Henri Caillavet

Elu - Henri Caillavet« Figure éminente du radicalisme », comme l’a écrit Jean-Pierre Bel, le président du Sénat, Henri Caillavet est mort le 27 février dernier dans sa centième année. Député puis sénateur du Lot-et-Garonne, conseiller général d’Astaffort, il a longtemps été maire de Bourisp (Hautes-Pyrénées). Il a combattu toute sa vie pour la dignité humaine.

En 1947, il dépose une proposition de loi pour la légalisation de l’avortement. En 1949, une autre pour faire de l’insémination artificielle un moyen de procréation. Dès la Libération, à l’Assemblée nationale sous la IVe République puis au Sénat sous la Ve, Henri Caillavet n’aura eu de cesse de multiplier les propositions de loi pour faire progresser la dignité humaine. Sur le divorce par consentement mutuel, sur les greffes d’organes, sur la dépénalisation de l’homosexualité, sur les droits des transsexuels, sur l’internement psychiatrique, sur le droit de choisir les conditions de sa mort… À chaque fois, l’ancien résistant dans le réseau Combat, celui qui faisait passer des armes aux républicains espagnols, fera la démonstration de son sens de l’anticipation sur des sujets de société, avec parfois plusieurs décennies d’avance.

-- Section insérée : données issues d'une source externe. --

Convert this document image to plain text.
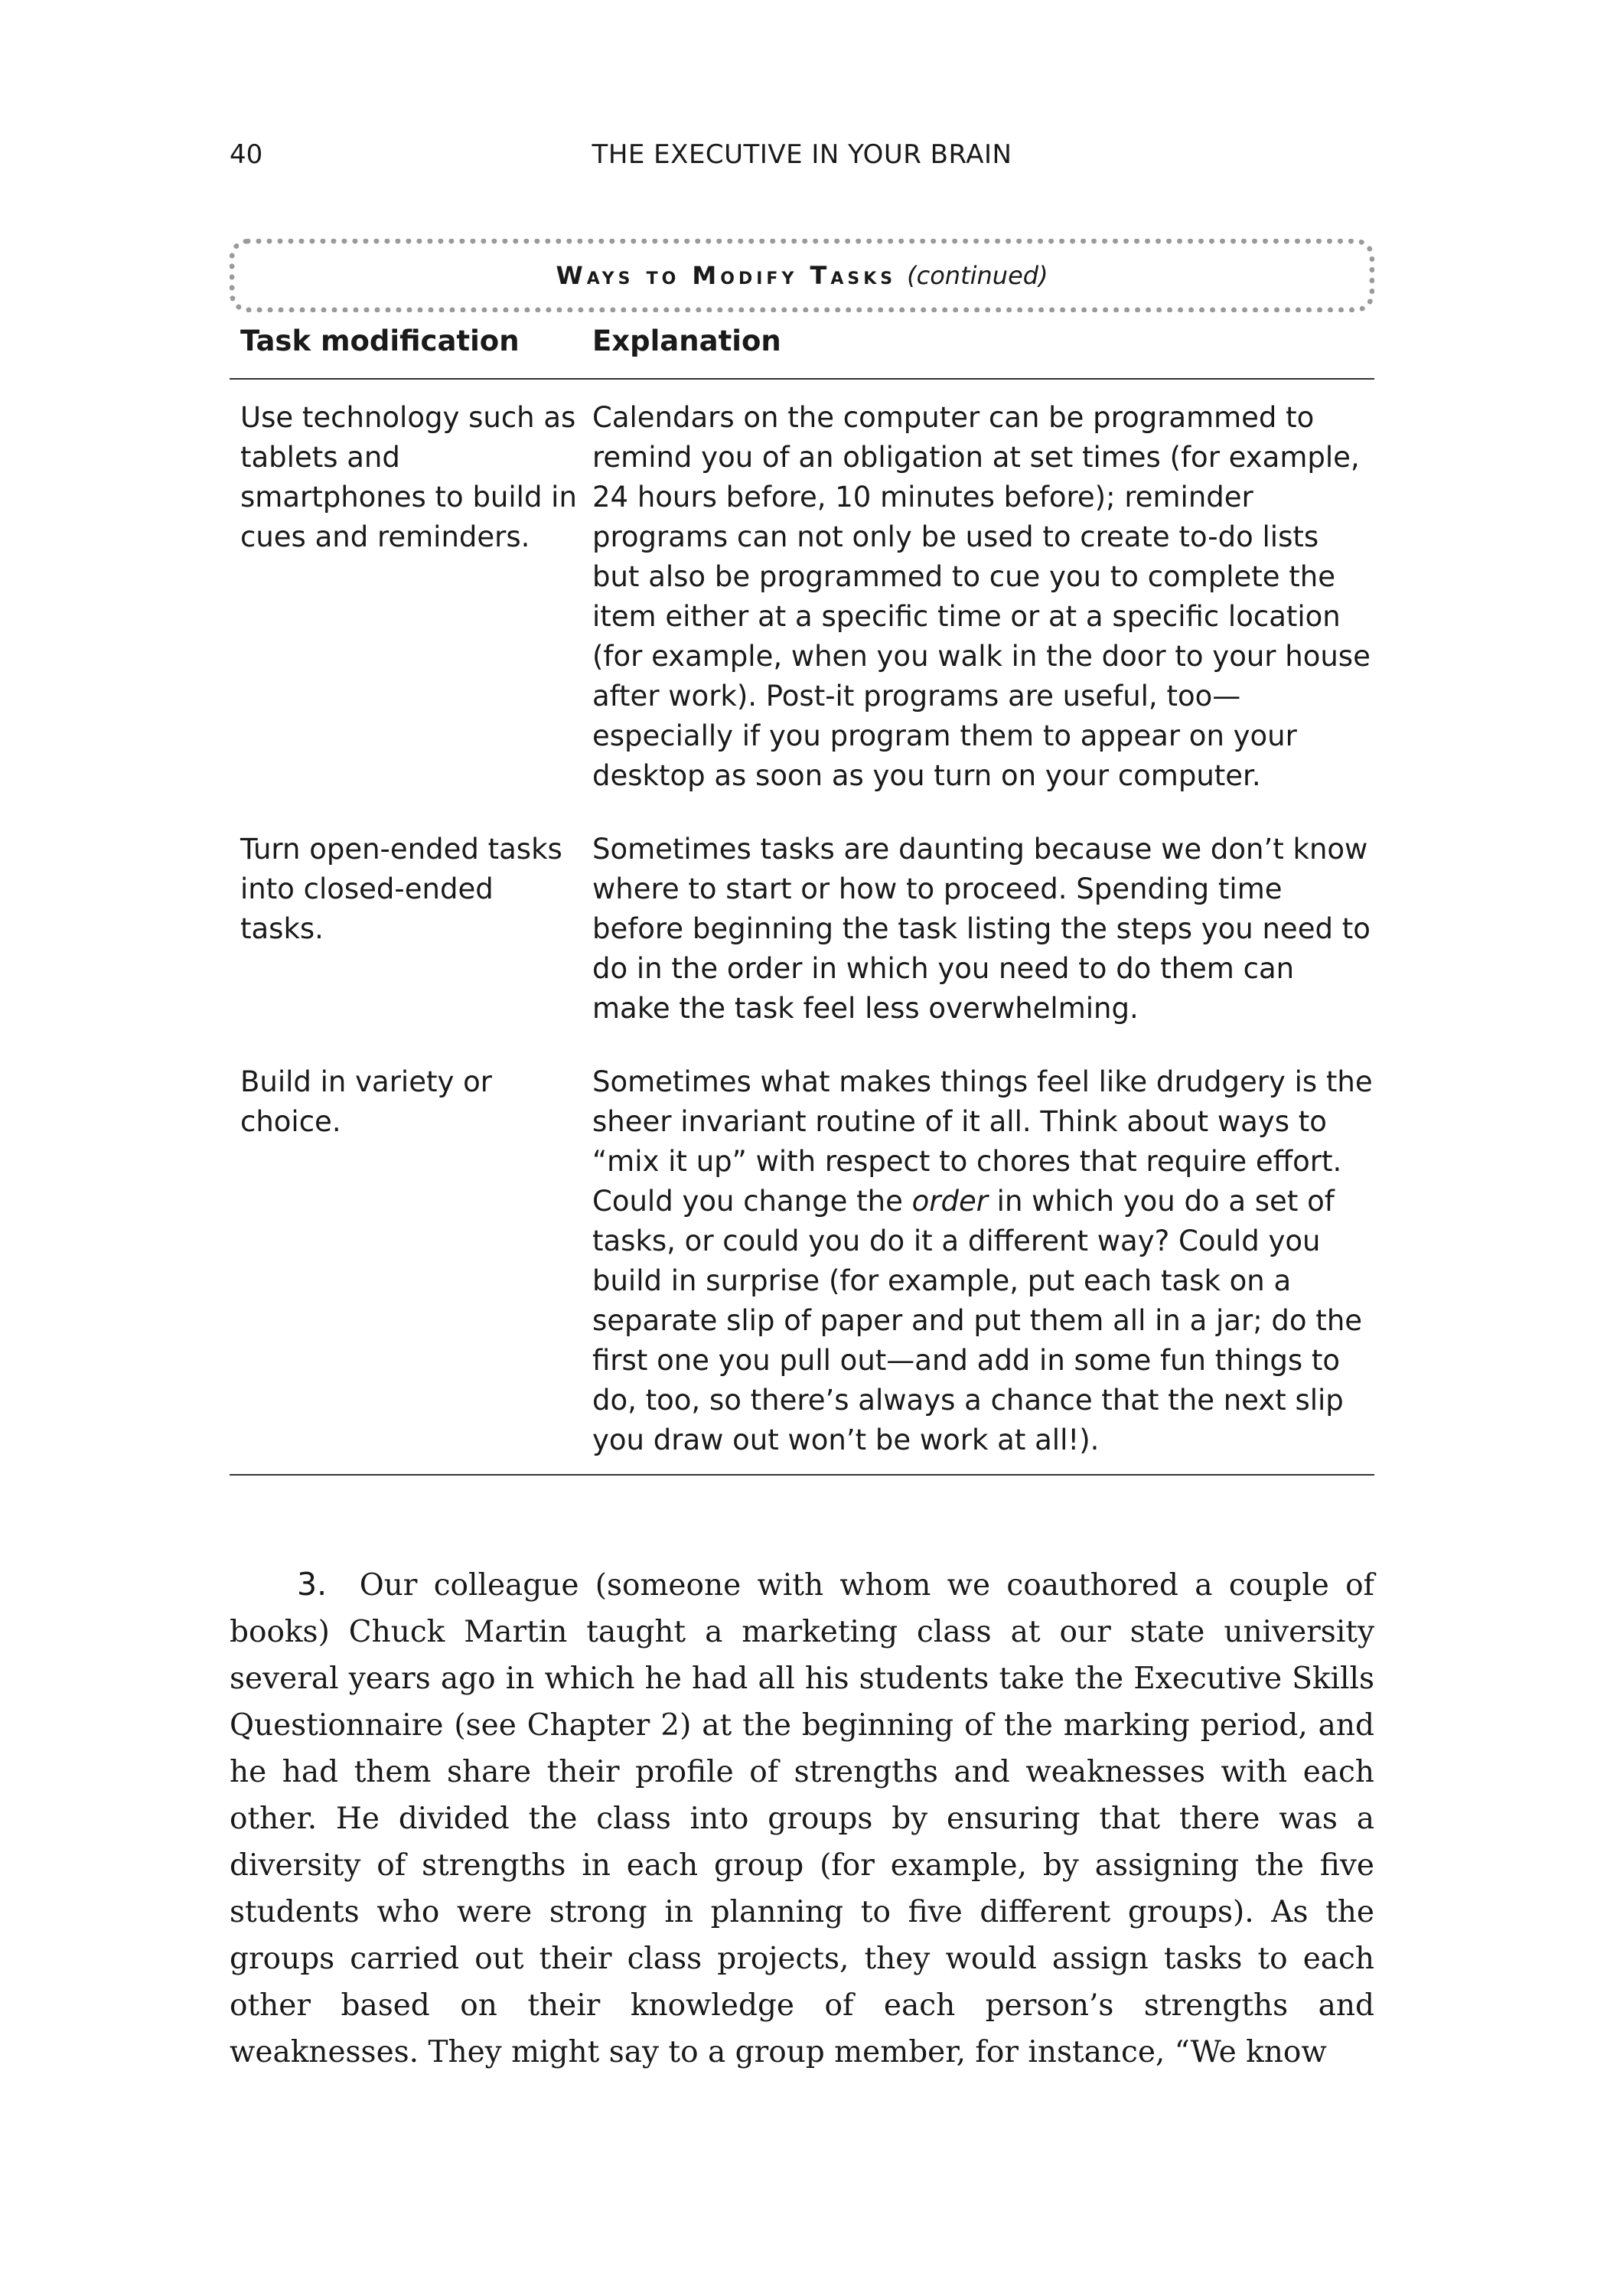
40	THE EXECUTIVE IN YOUR BRAIN
Ways to Modify Tasks (continued)
Task modification	Explanation
Use technology such as tablets and smartphones to build in cues and reminders.	Calendars on the computer can be programmed to remind you of an obligation at set times (for example, 24 hours before, 10 minutes before); reminder programs can not only be used to create to-do lists but also be programmed to cue you to complete the item either at a specific time or at a specific location (for example, when you walk in the door to your house after work). Post-it programs are useful, too—especially if you program them to appear on your desktop as soon as you turn on your computer.
Turn open-ended tasks into closed-ended tasks.	Sometimes tasks are daunting because we don’t know where to start or how to proceed. Spending time before beginning the task listing the steps you need to do in the order in which you need to do them can make the task feel less overwhelming.
Build in variety or choice.	Sometimes what makes things feel like drudgery is the sheer invariant routine of it all. Think about ways to “mix it up” with respect to chores that require effort. Could you change the order in which you do a set of tasks, or could you do it a different way? Could you build in surprise (for example, put each task on a separate slip of paper and put them all in a jar; do the first one you pull out—and add in some fun things to do, too, so there’s always a chance that the next slip you draw out won’t be work at all!).

3. Our colleague (someone with whom we coauthored a couple of books) Chuck Martin taught a marketing class at our state university several years ago in which he had all his students take the Executive Skills Questionnaire (see Chapter 2) at the beginning of the marking period, and he had them share their profile of strengths and weaknesses with each other. He divided the class into groups by ensuring that there was a diversity of strengths in each group (for example, by assigning the five students who were strong in planning to five different groups). As the groups carried out their class projects, they would assign tasks to each other based on their knowledge of each person’s strengths and weaknesses. They might say to a group member, for instance, “We know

Jeune avocat élu à la Constituante au lendemain de la victoire, il sera membre de la Haute Cour de Justice chargée de juger les anciens responsables de Vichy. Plusieurs fois ministre sous les gouvernements de René Mayer et de Pierre Mendès France, il s’opposera au retour du général de Gaulle en 1958 et sera balayé comme d’autres par la vague gaulliste.

Il attendra 1967 pour redevenir parlementaire, cette fois au Sénat, où il siégera jusqu’en 1983. Cela est peu connu, mais il est l’auteur en 1978 de la proposition de loi sur la proportionnelle municipale que la gauche victorieuse en 1981 reprendra intégralement et fera appliquer dès 1983, permettant ainsi l’expression de l’opposition dans les conseils municipaux. Commencera ensuite pour Henri Caillavet une nouvelle vie au sein ou à la tête d’organismes comme la Commission pour le pluralisme de la presse, la Commission informatique et libertés, le Comité national d’éthique. Dans chacun d’entre eux, il fera la démonstration de sa capacité à réagir aux évolutions technologiques et scientifiques en mettant toujours en avant la dignité et la liberté de l’homme. Franc-maçon revendiqué, entré au Grand Orient de France en mai 1935, il sera de tous les combats contre la prétention des Églises de dénier à l’homme le choix de son destin et de la maîtrise de son corps. Il fut le co-fondateur avec Paul Ramadier de la Fraternelle parlementaire, qui réunit les membres des obédiences maçonniques des deux chambres du Parlement.

Noblesse de l’engagement

Proche des anarchistes dans sa jeunesse, radical-socialiste ensuite, il s’éloignera du Parti radical lors de la prise de pouvoir par Jean-Jacques Servan Schreiber pour devenir l’un des fondateurs puis vice-président du Mouvement des radicaux de gauche de 1973 à 1975. Il sera ensuite candidat aux élections européennes sur la liste de Simone Veil en 1979 mais retrouvera vite son camp, la gauche, en soutenant avec vigueur la candidature de François Mitterrand, de deux ans son cadet. Les deux hommes avaient partagé des responsabilités ministérielles sous la IVe République et s’estimaient mutuellement autant qu’ils éprouvaient l’un pour l’autre une certaine méfiance…

« Par l’étendue de ses compétences comme par les fortes convictions qu’il a toujours eu à cœur de traduire dans l’action, Henri Caillavet a incarné l’engagement politique dans toute sa noblesse », relevait le président du Sénat Jean-Pierre Bel en exprimant sa « très grande peine » à l’annonce du décès de celui qui fut si longtemps élu, comme lui, des Pyrénées. De son côté, le Premier ministre, Jean-Marc Ayrault, a salué la mémoire « de ce grand parlementaire et notamment ses positions courageuses sur la fin de vie ainsi que son engagement dans la Résistance ».